En tentant de rouvrir la brèche vers une norme internationale visant à étouffer toute critique de l’islam la semaine dernière, l’Egypte a suscité une levée de boucliers des pays occidentaux et latino-américains. Le texte égyptien a finalement été biffé.

La communauté internationale peut-elle, au nom des droits de l’homme, adopter une mesure contraignante destinée à condamner les insultes et les profanations à l’égard d’une religion ?

Débats houleux et vifs tiraillements ont déchiré les diplomates à ce sujet dans la session du Conseil des droits de l’homme
qui s’est achevé vendredi à Genève. (...)

En établissant un parallèle entre racisme et islamophobie, l’Egypte espérait mettre un pied dans la porte. Car pour l’ONU des droits de l’homme, c’est Genève – et non New York – qui a autorité en matière juridique.

La levée de boucliers des pays occidentaux et des Etats Unis, appuyés par la plupart des pays latino-américains, a été immédiate. Un diplomate occidental nous explique :

« Les termes employés, en particulier les références aux symboles religieux et aux personnes vénérées, avaient des relents trop évidents de diffamation des religions. C’est inacceptable au nom de la liberté d’expression. Il ne faut pas perdre de vue que l’ONU ne défend pas des religions mais des individus dans leur droit de pratiquer ou ne pas pratiquer ».

Les lois condamnant les insultes aux religions existent au niveau national dans certains pays, elles découlent des articles 19 et 20 du pacte civil et politique de l’ONU. (...)

A ce conflit de taille, s’en superposait un autre, à propos d’un terme créé pour la circonstance par les pays africains : « l’afrophobie » considérée dans la résolution initiale comme « unique » forme de discrimination.

La terminologie, qui a bien sûr fait bondir les anciennes puissances coloniales, était inacceptable aussi sur le plan des droits de l’homme puisqu’elle semblait exclure les autres formes de discrimination.

L’Afrique du Sud, à l’origine du projet sur le racisme, s’est trouvé prise en tenaille entre le besoin d’avoir le soutien des pays occidentaux ainsi que des pays musulmans mais aussi africains qui, eux, tenaient absolument à leur « afrophobie ».
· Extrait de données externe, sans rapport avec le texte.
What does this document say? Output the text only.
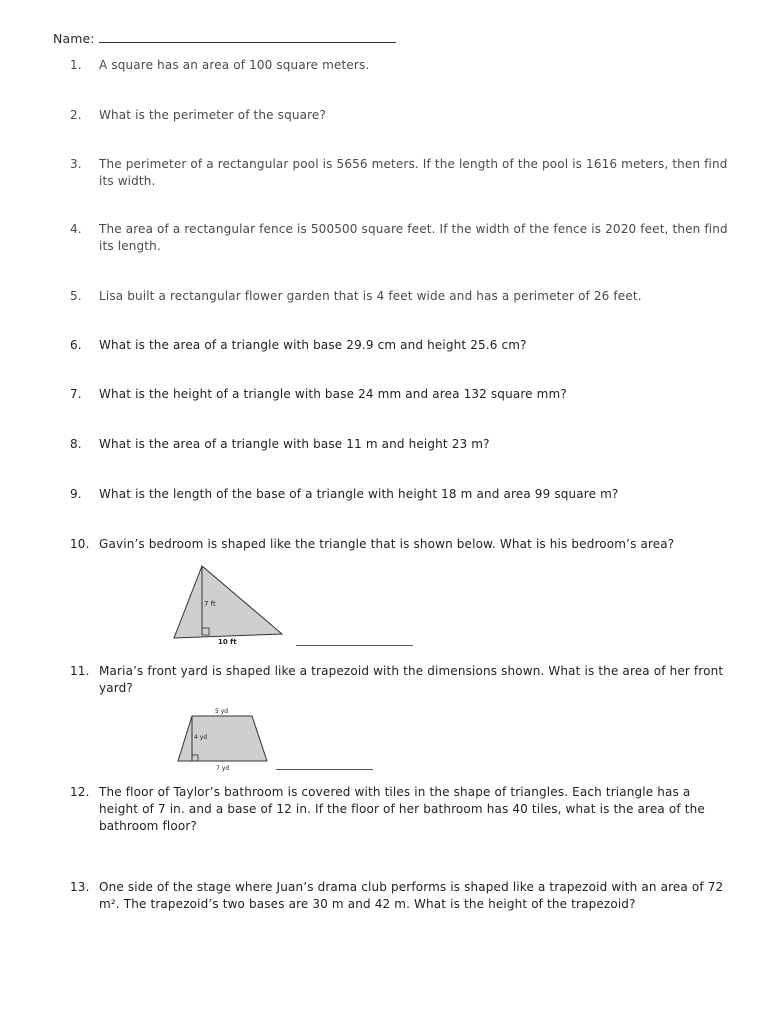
Name:
1.	A square has an area of 100 square meters.
2.	What is the perimeter of the square?
3.	The perimeter of a rectangular pool is 5656 meters. If the length of the pool is 1616 meters, then find its width.
4.	The area of a rectangular fence is 500500 square feet. If the width of the fence is 2020 feet, then find its length.
5.	Lisa built a rectangular flower garden that is 4 feet wide and has a perimeter of 26 feet.
6.	What is the area of a triangle with base 29.9 cm and height 25.6 cm?
7.	What is the height of a triangle with base 24 mm and area 132 square mm?
8.	What is the area of a triangle with base 11 m and height 23 m?
9.	What is the length of the base of a triangle with height 18 m and area 99 square m?
10. Gavin’s bedroom is shaped like the triangle that is shown below. What is his bedroom’s area?
7 ft
10 ft
11. Maria’s front yard is shaped like a trapezoid with the dimensions shown. What is the area of her front yard?
5 yd
4 yd
7 yd
12. The floor of Taylor’s bathroom is covered with tiles in the shape of triangles. Each triangle has a height of 7 in. and a base of 12 in. If the floor of her bathroom has 40 tiles, what is the area of the bathroom floor?
13. One side of the stage where Juan’s drama club performs is shaped like a trapezoid with an area of 72 m². The trapezoid’s two bases are 30 m and 42 m. What is the height of the trapezoid?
Surtout, Pretoria ne pouvait pas se permettre de tourner le dos au reste du continent où monte une influence islamique considérable : en Egypte bien sûr, mais aussi en Tunisie, Libye, Algérie, Sénégal, Soudan… (...)


Au terme de trois jours et une nuit d’âpres marchandages, un compromis a été trouvé en toute dernière minute, à 18h vendredi.

(...)

Côté ONG, l’agitation de ces derniers jours en a laissé dubitatif plus d’un. Peter Splinter, représentant à Genève de Amnesty International, déclare :

« Les implications sociales, politiques et juridiques liées à ces provocations délibérées à l’égard des religions et des croyances, ainsi qu’aux soulèvements “téléguidés” qui y répondent sont trop importantes pour être traitées à la hâte avec des dispositions bricolées dans une résolution sur le racisme du Conseil des droits de l’homme.

Il faut aborder ces questions de façon calme et adéquate afin de trouver des réponses efficaces et durables, ceci en poursuivant les démarches déjà en cours dans ce sens. » (...)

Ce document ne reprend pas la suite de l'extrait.